In my previous blog, we started with what Kafka is, and what makes Kafka fast. If you haven’t read already, you should give it a read. We also talked briefly about Zookeeper. We know that Zookeeper keeps track of the status of the Kafka cluster nodes and it also keeps track of Kafka topics, partitions, etc. But what else?
In this blog, we will learn more about Zookeeper, what is it, and how it’s important to Apache Kafka. Let’s get started.
What is Zookeeper?
ZooKeeper is a distributed, open-source coordination service for distributed applications. It exposes a simple set of primitives that distributed applications can build upon to implement higher level services for synchronization, configuration maintenance, and groups and naming.
Zookeeper is designed to be easy to program to, and uses a data model styled after the familiar directory tree structure of file systems. It runs in Java and has bindings for both Java and C.
Need? Simple! The goal is to make the systems easier to manage.
ZooKeeper allows developers to focus on the core application logic, and it implements various protocols on the cluster so that the applications need not implement them on their own. These services are used in some form or another by distributed applications.
Zookeeper at component Level:
Apache ZooKeeper works on the Client–Server architecture in which clients are machine nodes and servers are nodes.
ZooKeeper allows distributed processes to coordinate with each other through a shared hierarchical namespace which is organized similarly to a standard file system. The namespace consists of data registers – called znodes (similar to files and directories).
Unlike a typical file system, which is designed for storage, ZooKeeper data is kept in-memory, which means ZooKeeper can achieve high throughput and low latency numbers.
- High performance: it can be used in large, distributed systems.
- Highly available: keeps it from being a single point of failure.
- Strictly ordered access: sophisticated synchronization primitives can be implemented at the client.
Zookeeper in Kafka
Zookeeper is a top-level centralized service used to maintain configuration information, naming, providing flexible and robust synchronization within distributed systems. Zookeeper keeps track of the status of the Kafka cluster nodes, Kafka topics, partitions, etc.
Since maintaining coordination services is always difficult as they are most likely to fall in race conditions and deadlock. The motivation behind ZooKeeper is to relieve distributed applications of the responsibility of implementing coordination services from scratch. The service itself is distributed and highly reliable.

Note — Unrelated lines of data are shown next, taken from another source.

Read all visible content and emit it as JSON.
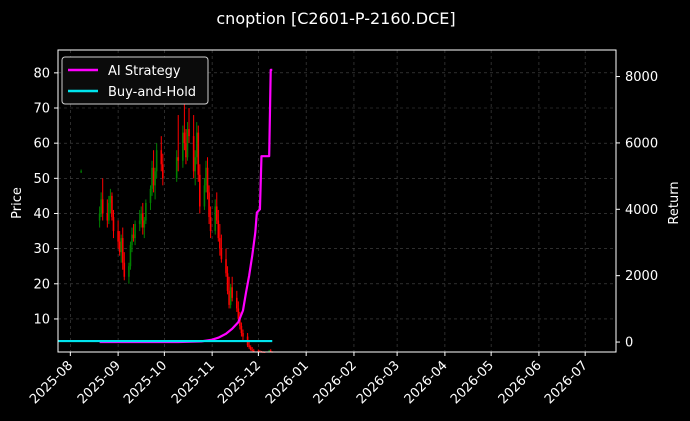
{
  "chart_data": {
    "type": "candlestick+line",
    "title": "cnoption [C2601-P-2160.DCE]",
    "xlabel": "",
    "ylabel_left": "Price",
    "ylabel_right": "Return",
    "ylim_left": [
      0.6,
      86.5
    ],
    "ylim_right": [
      -300,
      8800
    ],
    "xlim": [
      "2025-07-24",
      "2026-07-21"
    ],
    "grid": true,
    "legend_position": "top-left",
    "y_ticks_left": [
      10,
      20,
      30,
      40,
      50,
      60,
      70,
      80
    ],
    "y_ticks_right": [
      0,
      2000,
      4000,
      6000,
      8000
    ],
    "x_ticks": [
      "2025-08",
      "2025-09",
      "2025-10",
      "2025-11",
      "2025-12",
      "2026-01",
      "2026-02",
      "2026-03",
      "2026-04",
      "2026-05",
      "2026-06",
      "2026-07"
    ],
    "colors": {
      "up": "#008000",
      "down": "#ff0000",
      "ai_strategy": "#ff00ff",
      "buy_and_hold": "#00e5ee",
      "grid": "#4a4a4a",
      "background": "#000000"
    },
    "series": [
      {
        "name": "AI Strategy",
        "points": [
          [
            "2025-08-20",
            0
          ],
          [
            "2025-09-15",
            0
          ],
          [
            "2025-10-10",
            0
          ],
          [
            "2025-10-25",
            20
          ],
          [
            "2025-11-01",
            70
          ],
          [
            "2025-11-05",
            130
          ],
          [
            "2025-11-10",
            250
          ],
          [
            "2025-11-14",
            400
          ],
          [
            "2025-11-18",
            600
          ],
          [
            "2025-11-21",
            950
          ],
          [
            "2025-11-23",
            1500
          ],
          [
            "2025-11-25",
            2000
          ],
          [
            "2025-11-26",
            2300
          ],
          [
            "2025-11-27",
            2600
          ],
          [
            "2025-11-29",
            3300
          ],
          [
            "2025-11-30",
            3900
          ],
          [
            "2025-12-02",
            4000
          ],
          [
            "2025-12-03",
            5600
          ],
          [
            "2025-12-08",
            5600
          ],
          [
            "2025-12-09",
            8200
          ],
          [
            "2025-12-10",
            8200
          ]
        ]
      },
      {
        "name": "Buy-and-Hold",
        "points": [
          [
            "2025-07-24",
            30
          ],
          [
            "2025-12-10",
            30
          ]
        ]
      }
    ],
    "candles": [
      [
        "2025-08-08",
        52,
        52.5,
        51.5,
        52
      ],
      [
        "2025-08-20",
        38,
        42,
        36,
        40
      ],
      [
        "2025-08-21",
        40,
        46,
        39,
        44
      ],
      [
        "2025-08-22",
        44,
        50,
        38,
        40
      ],
      [
        "2025-08-25",
        40,
        44,
        36,
        38
      ],
      [
        "2025-08-26",
        38,
        45,
        37,
        43
      ],
      [
        "2025-08-27",
        43,
        47,
        40,
        45
      ],
      [
        "2025-08-28",
        45,
        46,
        38,
        39
      ],
      [
        "2025-08-29",
        39,
        41,
        33,
        35
      ],
      [
        "2025-09-01",
        35,
        38,
        30,
        32
      ],
      [
        "2025-09-02",
        32,
        35,
        28,
        29
      ],
      [
        "2025-09-03",
        29,
        34,
        26,
        33
      ],
      [
        "2025-09-04",
        33,
        36,
        24,
        26
      ],
      [
        "2025-09-05",
        26,
        29,
        21,
        22
      ],
      [
        "2025-09-08",
        22,
        26,
        20,
        25
      ],
      [
        "2025-09-09",
        25,
        32,
        24,
        31
      ],
      [
        "2025-09-10",
        31,
        36,
        29,
        34
      ],
      [
        "2025-09-11",
        34,
        37,
        32,
        33
      ],
      [
        "2025-09-12",
        33,
        38,
        31,
        37
      ],
      [
        "2025-09-15",
        37,
        41,
        35,
        38
      ],
      [
        "2025-09-16",
        38,
        42,
        36,
        40
      ],
      [
        "2025-09-17",
        40,
        43,
        34,
        36
      ],
      [
        "2025-09-18",
        36,
        39,
        33,
        38
      ],
      [
        "2025-09-19",
        38,
        44,
        37,
        43
      ],
      [
        "2025-09-22",
        43,
        48,
        41,
        47
      ],
      [
        "2025-09-23",
        47,
        55,
        45,
        53
      ],
      [
        "2025-09-24",
        53,
        58,
        46,
        48
      ],
      [
        "2025-09-25",
        48,
        53,
        44,
        52
      ],
      [
        "2025-09-26",
        52,
        60,
        50,
        58
      ],
      [
        "2025-09-29",
        58,
        62,
        52,
        54
      ],
      [
        "2025-09-30",
        54,
        57,
        48,
        50
      ],
      [
        "2025-10-09",
        50,
        58,
        49,
        56
      ],
      [
        "2025-10-10",
        56,
        68,
        52,
        55
      ],
      [
        "2025-10-13",
        55,
        65,
        53,
        63
      ],
      [
        "2025-10-14",
        63,
        73,
        58,
        60
      ],
      [
        "2025-10-15",
        60,
        64,
        54,
        56
      ],
      [
        "2025-10-16",
        56,
        66,
        55,
        64
      ],
      [
        "2025-10-17",
        64,
        70,
        60,
        62
      ],
      [
        "2025-10-20",
        62,
        68,
        50,
        52
      ],
      [
        "2025-10-21",
        52,
        58,
        48,
        56
      ],
      [
        "2025-10-22",
        56,
        66,
        54,
        63
      ],
      [
        "2025-10-23",
        63,
        65,
        49,
        51
      ],
      [
        "2025-10-24",
        51,
        54,
        40,
        42
      ],
      [
        "2025-10-27",
        42,
        50,
        41,
        48
      ],
      [
        "2025-10-28",
        48,
        55,
        46,
        53
      ],
      [
        "2025-10-29",
        53,
        56,
        44,
        46
      ],
      [
        "2025-10-30",
        46,
        48,
        37,
        39
      ],
      [
        "2025-10-31",
        39,
        42,
        33,
        35
      ],
      [
        "2025-11-03",
        35,
        44,
        34,
        42
      ],
      [
        "2025-11-04",
        42,
        46,
        37,
        38
      ],
      [
        "2025-11-05",
        38,
        41,
        32,
        33
      ],
      [
        "2025-11-06",
        33,
        37,
        28,
        30
      ],
      [
        "2025-11-07",
        30,
        34,
        26,
        27
      ],
      [
        "2025-11-10",
        27,
        30,
        22,
        23
      ],
      [
        "2025-11-11",
        23,
        25,
        17,
        18
      ],
      [
        "2025-11-12",
        18,
        22,
        13,
        14
      ],
      [
        "2025-11-13",
        14,
        20,
        13,
        19
      ],
      [
        "2025-11-14",
        19,
        22,
        15,
        16
      ],
      [
        "2025-11-17",
        16,
        18,
        12,
        13
      ],
      [
        "2025-11-18",
        13,
        15,
        9,
        10
      ],
      [
        "2025-11-19",
        10,
        12,
        7,
        8
      ],
      [
        "2025-11-20",
        8,
        9,
        5,
        6
      ],
      [
        "2025-11-21",
        6,
        7,
        4,
        5
      ],
      [
        "2025-11-24",
        5,
        6,
        2,
        2.5
      ],
      [
        "2025-11-25",
        2.5,
        3.5,
        1.5,
        2
      ],
      [
        "2025-11-26",
        2,
        2.5,
        1,
        1.2
      ],
      [
        "2025-11-27",
        1.2,
        2,
        0.8,
        1
      ],
      [
        "2025-11-28",
        1,
        1.5,
        0.7,
        0.9
      ],
      [
        "2025-12-01",
        0.9,
        1.3,
        0.6,
        0.8
      ],
      [
        "2025-12-02",
        0.8,
        1.1,
        0.6,
        0.7
      ],
      [
        "2025-12-03",
        0.7,
        0.9,
        0.6,
        0.65
      ],
      [
        "2025-12-04",
        0.65,
        0.8,
        0.6,
        0.62
      ],
      [
        "2025-12-05",
        0.62,
        0.7,
        0.6,
        0.61
      ],
      [
        "2025-12-08",
        0.61,
        1.2,
        0.6,
        1.0
      ],
      [
        "2025-12-09",
        1.0,
        1.4,
        0.6,
        0.7
      ],
      [
        "2025-12-10",
        0.7,
        0.8,
        0.6,
        0.62
      ]
    ]
  }
}
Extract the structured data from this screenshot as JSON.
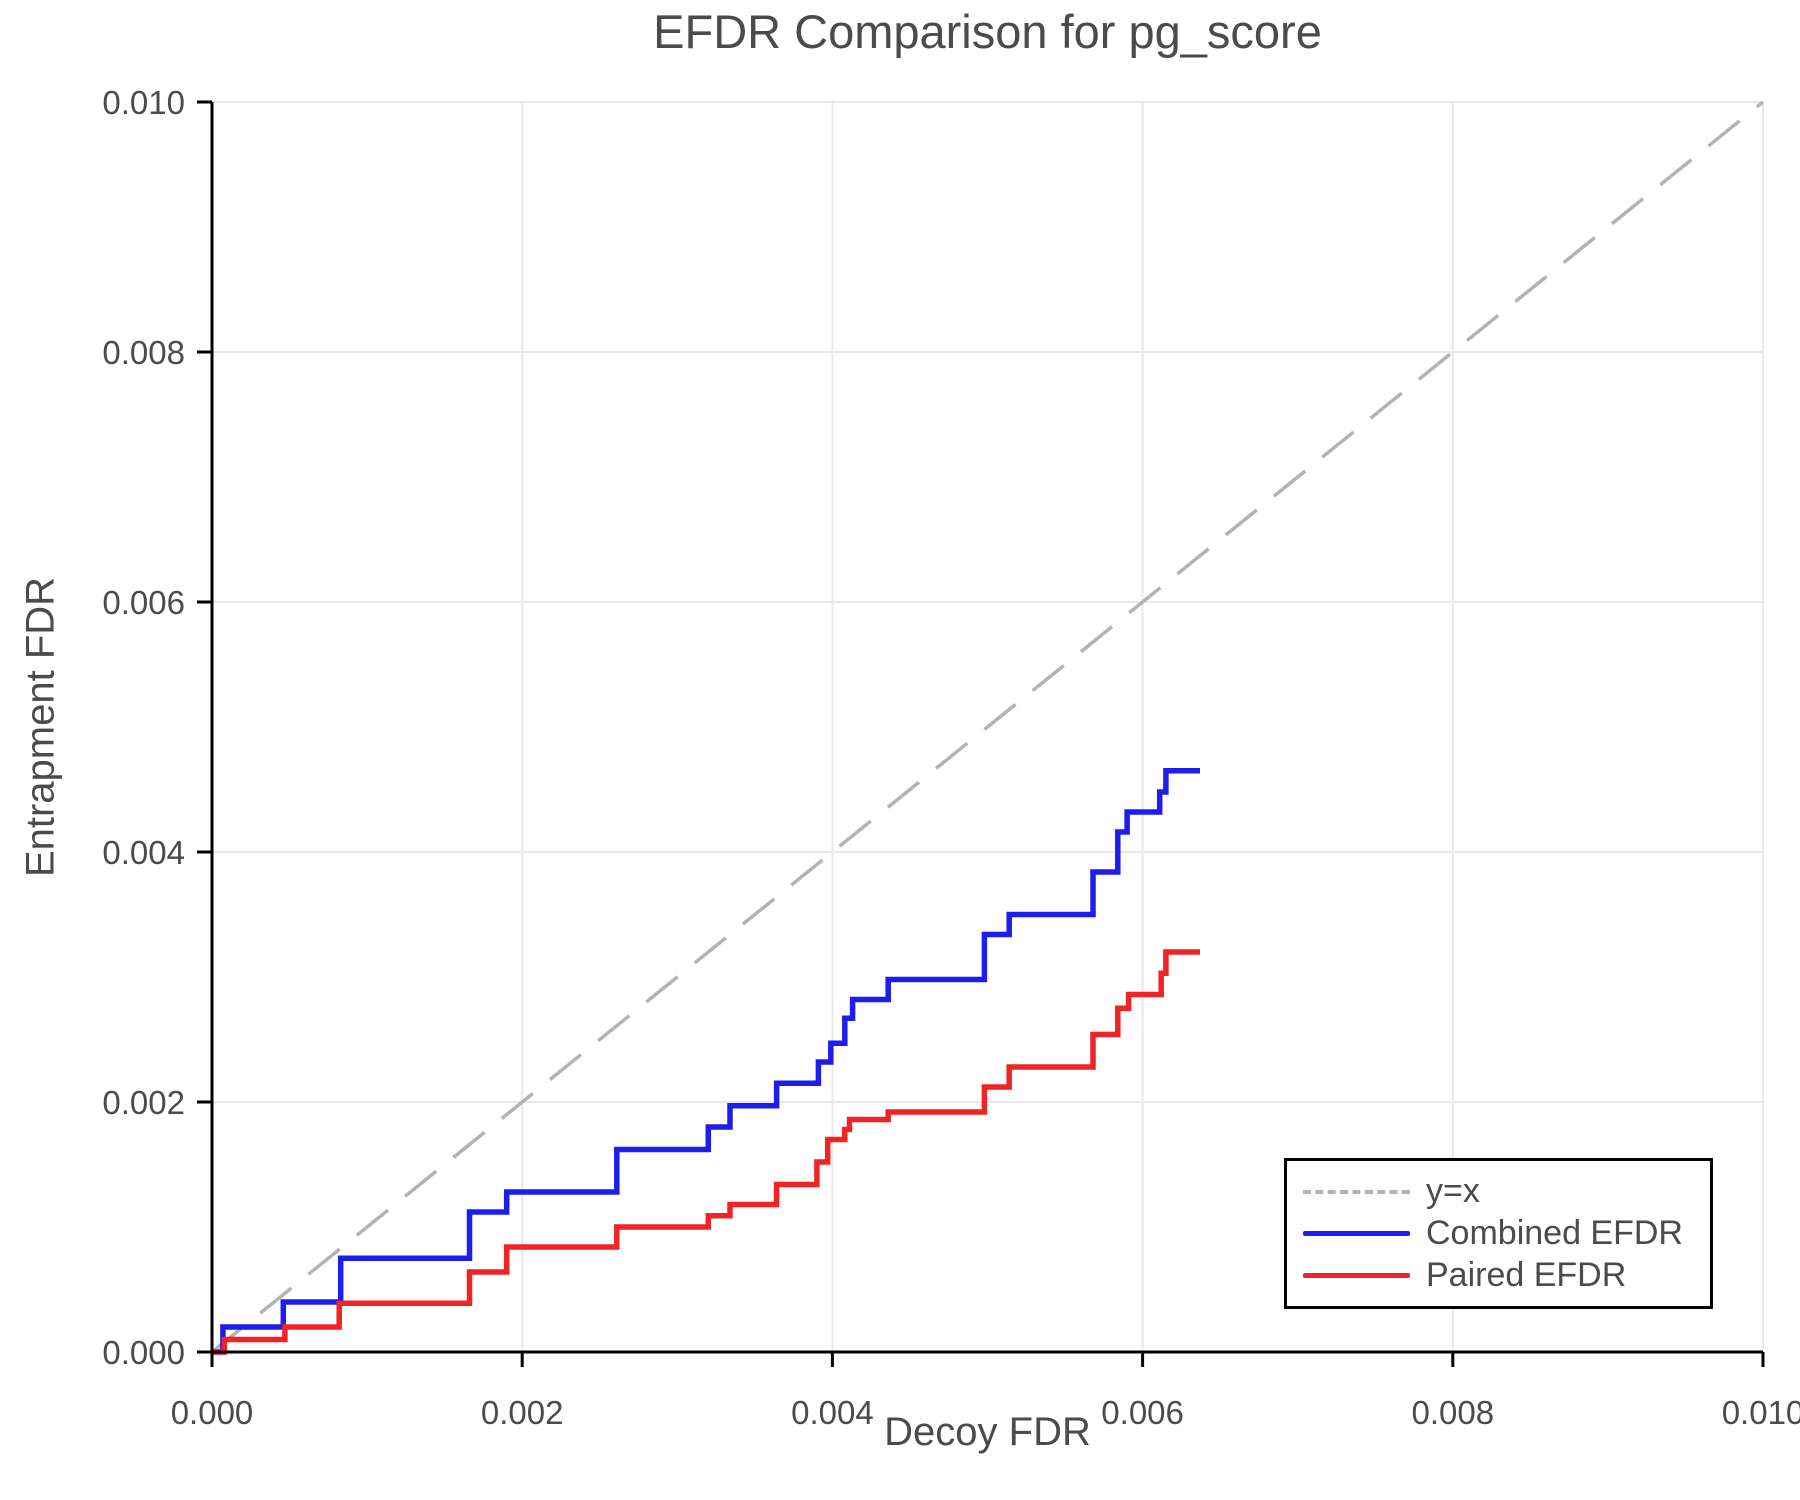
{
  "figure": {
    "title": "EFDR Comparison for pg_score",
    "xlabel": "Decoy FDR",
    "ylabel": "Entrapment FDR"
  },
  "colors": {
    "identity_line": "#b3b3b3",
    "combined_line": "#1d1dee",
    "paired_line": "#f02424",
    "gridline": "#e9e9e9",
    "spine": "#000000",
    "text": "#4b4b4b",
    "background": "#ffffff"
  },
  "chart_data": {
    "type": "line",
    "title": "EFDR Comparison for pg_score",
    "xlabel": "Decoy FDR",
    "ylabel": "Entrapment FDR",
    "xlim": [
      0.0,
      0.01
    ],
    "ylim": [
      0.0,
      0.01
    ],
    "x_ticks": [
      0.0,
      0.002,
      0.004,
      0.006,
      0.008,
      0.01
    ],
    "y_ticks": [
      0.0,
      0.002,
      0.004,
      0.006,
      0.008,
      0.01
    ],
    "x_tick_labels": [
      "0.000",
      "0.002",
      "0.004",
      "0.006",
      "0.008",
      "0.010"
    ],
    "y_tick_labels": [
      "0.000",
      "0.002",
      "0.004",
      "0.006",
      "0.008",
      "0.010"
    ],
    "grid": true,
    "legend_position": "lower right",
    "series": [
      {
        "id": "identity",
        "name": "y=x",
        "style": "dashed",
        "draw": "line",
        "color": "#b3b3b3",
        "points": [
          [
            0.0,
            0.0
          ],
          [
            0.01,
            0.01
          ]
        ]
      },
      {
        "id": "combined-efdr",
        "name": "Combined EFDR",
        "style": "solid",
        "draw": "step",
        "color": "#1d1dee",
        "points": [
          [
            0.0,
            0.0
          ],
          [
            7e-05,
            0.0002
          ],
          [
            0.00046,
            0.0004
          ],
          [
            0.00083,
            0.00075
          ],
          [
            0.00166,
            0.00112
          ],
          [
            0.0019,
            0.00128
          ],
          [
            0.00261,
            0.00162
          ],
          [
            0.0032,
            0.0018
          ],
          [
            0.00334,
            0.00197
          ],
          [
            0.00364,
            0.00215
          ],
          [
            0.00391,
            0.00232
          ],
          [
            0.00399,
            0.00247
          ],
          [
            0.00408,
            0.00267
          ],
          [
            0.00413,
            0.00282
          ],
          [
            0.00436,
            0.00298
          ],
          [
            0.00498,
            0.00334
          ],
          [
            0.00514,
            0.0035
          ],
          [
            0.00568,
            0.00384
          ],
          [
            0.00584,
            0.00416
          ],
          [
            0.0059,
            0.00432
          ],
          [
            0.00611,
            0.00448
          ],
          [
            0.00615,
            0.00465
          ],
          [
            0.00637,
            0.00465
          ]
        ]
      },
      {
        "id": "paired-efdr",
        "name": "Paired EFDR",
        "style": "solid",
        "draw": "step",
        "color": "#f02424",
        "points": [
          [
            0.0,
            0.0
          ],
          [
            8e-05,
            0.0001
          ],
          [
            0.00047,
            0.0002
          ],
          [
            0.00082,
            0.00039
          ],
          [
            0.00166,
            0.00064
          ],
          [
            0.0019,
            0.00084
          ],
          [
            0.00261,
            0.001
          ],
          [
            0.0032,
            0.00109
          ],
          [
            0.00334,
            0.00118
          ],
          [
            0.00364,
            0.00134
          ],
          [
            0.0039,
            0.00152
          ],
          [
            0.00397,
            0.0017
          ],
          [
            0.00408,
            0.00178
          ],
          [
            0.00411,
            0.00186
          ],
          [
            0.00436,
            0.00192
          ],
          [
            0.00498,
            0.00212
          ],
          [
            0.00514,
            0.00228
          ],
          [
            0.00568,
            0.00254
          ],
          [
            0.00584,
            0.00275
          ],
          [
            0.00591,
            0.00286
          ],
          [
            0.00612,
            0.00303
          ],
          [
            0.00615,
            0.0032
          ],
          [
            0.00637,
            0.0032
          ]
        ]
      }
    ]
  }
}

Let’s see how Zookeeper is helping Kafka:
- Kafka Brokers’ state & quotas: Zookeeper determines the state. That means, it notices, if the Kafka Broker is alive, always when it regularly sends heartbeats requests. Also, while the Broker is the constraint to handle replication, it must be able to follow replication needs. It also keeps track of how much data is each client allowed to read and write.
- Configuration Of Topics: The configuration regarding all the topics including the list of existing topics, the number of partitions for each topic, the location of all the replicas, list of configuration overrides for all topics, and which node is the preferred leader, etc.
- Access Control Lists: Access control lists or ACLs for all the topics are also maintained within Zookeeper.
- Cluster membership: Zookeeper also maintains a list of all the brokers that are functioning at any given moment and are a part of the cluster.
- Controller Election: The controller is one of the most important broking entities in a Kafka ecosystem, and it also has the responsibility to maintain the leader-follower relationship across all the partitions. If a node for some reason is shutting down, it’s the controller’s responsibility to tell all the replicas to act as partition leaders in order to fulfil the duties of the partition leaders on the node that is about to fail. So, whenever a node shuts down, a new controller can be elected and it can also be made sure that at any given time, there is only one controller and all the follower nodes have agreed on that.
- Consumer Offsets and Registry: ZooKeeper keeps all information about how many messages Kafka consumer consumes.
Consumers in Kafka also have their own registry as in the case of Kafka Brokers. However, the same rules apply to it, ie. as ephemeral zNode, it’s destroyed once the consumer goes down and the registration process is made automatically by the consumer.
Even though Zookeeper provides numerous benefits to Kafka, Kafka is planning to work independently.
For the latest version (2.4.1) ZooKeeper is still required for running Kafka, but in the near future, ZooKeeper dependency will be removed from Apache Kafka. See the high-level discussion in KIP-500: Replace ZooKeeper with a Self-Managed Metadata Quorum.
These efforts will take a few Kafka releases and additional KIPs. Kafka Controllers will take over the tasks of current ZooKeeper tasks. The Controllers will leverage the benefits of the Event Log which is a core concept of Kafka.
Some benefits of the new Kafka architecture are a simpler architecture, ease of operations, and better scalability (e.g. allow “unlimited partitions”).